Haskell get elements from list through list of indices

Question

I have a list of indexes and want to get a list filled with the values obtained by the indexes.

e.g.:

[1,2,3,4] `getAllOf` [1,3] --> [2,4] 

What is the simplest way to do this?

Answer 1

It the list of indices is sorted, it is better to use recursion, since then we avoid enumerating multiples times over the list of values:

getAllOf :: [a] -> [Int] -> Maybe [a]
getAllOf = flip (go 0)
    where go _ [] _ = Just []
          go i (j:js) xs
              | j < i = Nothing
              | (y:ys) <- drop (j-i) xs = (y :) <$> go (j+1) js ys
              | otherwise = Nothing

This wraps the result in a Just if all indices are valid, and Nothing otherwise.

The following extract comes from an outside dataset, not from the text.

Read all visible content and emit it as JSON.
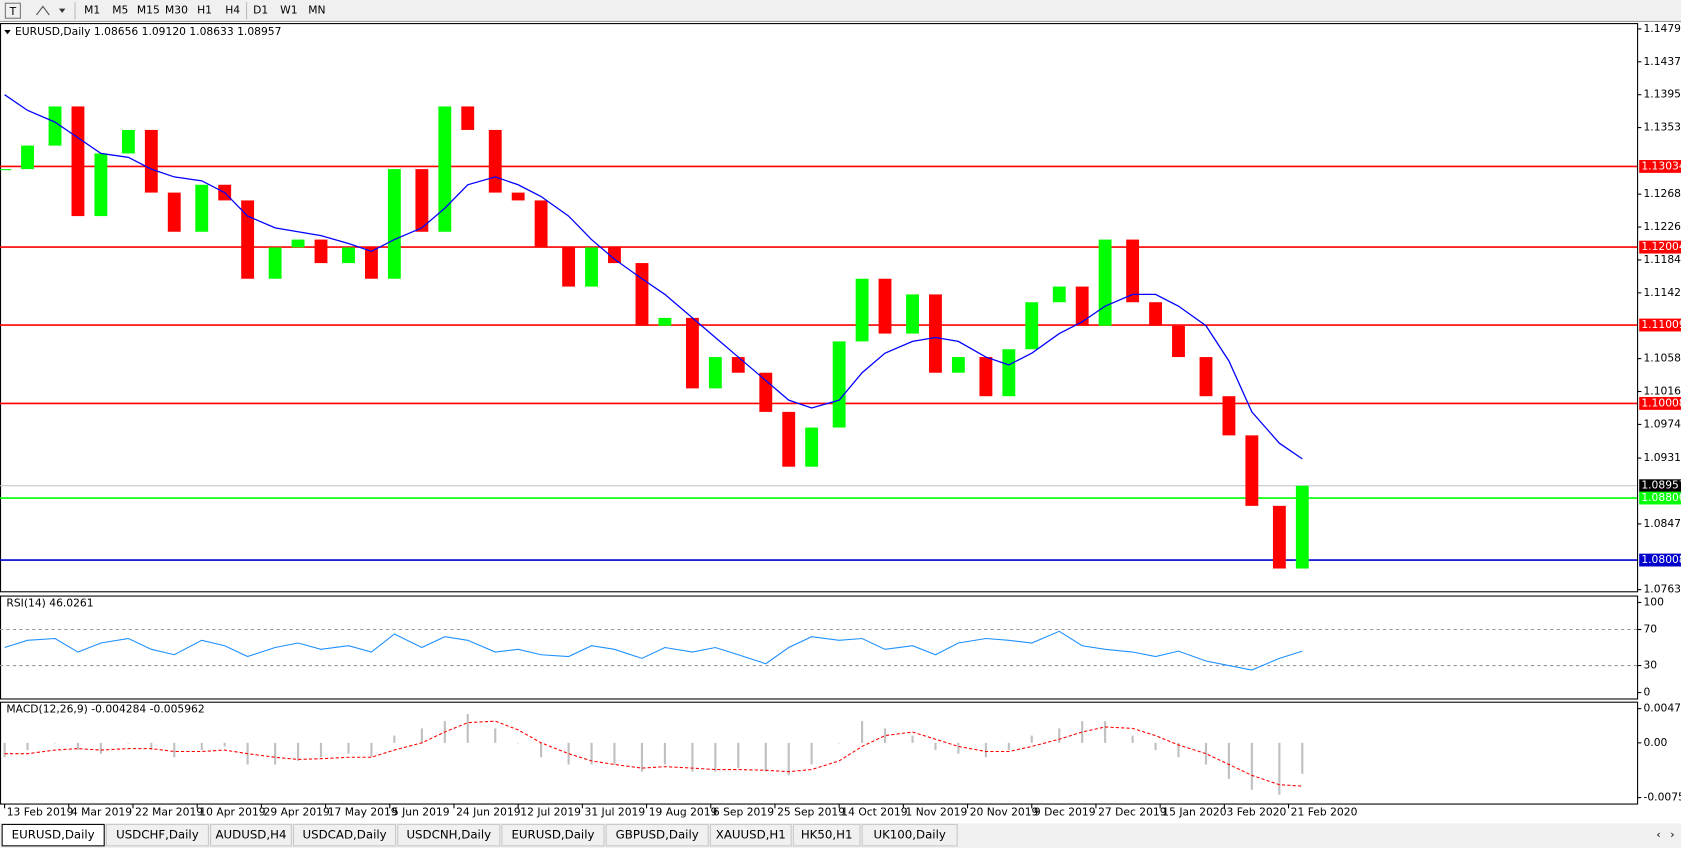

For example:

Prelude> getAllOf [1..4] [1,3]
Just [2,4]
Prelude> getAllOf [1..4] [1,1]
Nothing
Prelude> getAllOf [1..4] [-1,2]
Nothing
Prelude> getAllOf [1..4] [15]
Nothing
Prelude> getAllOf [1..4] [0,1,2,3,4]
Nothing
Prelude> getAllOf [1..4] [0,1,2,3]
Just [1,2,3,4]

Answer 2

Using map should be the shortest solution for that.

This is the long version:

map (\x -> [1,2,3,4]!!x) [1,3]

you can simplify it by using:

map ([1,2,3,4]!!) [1,3]

is the short and clean way without lambda expression.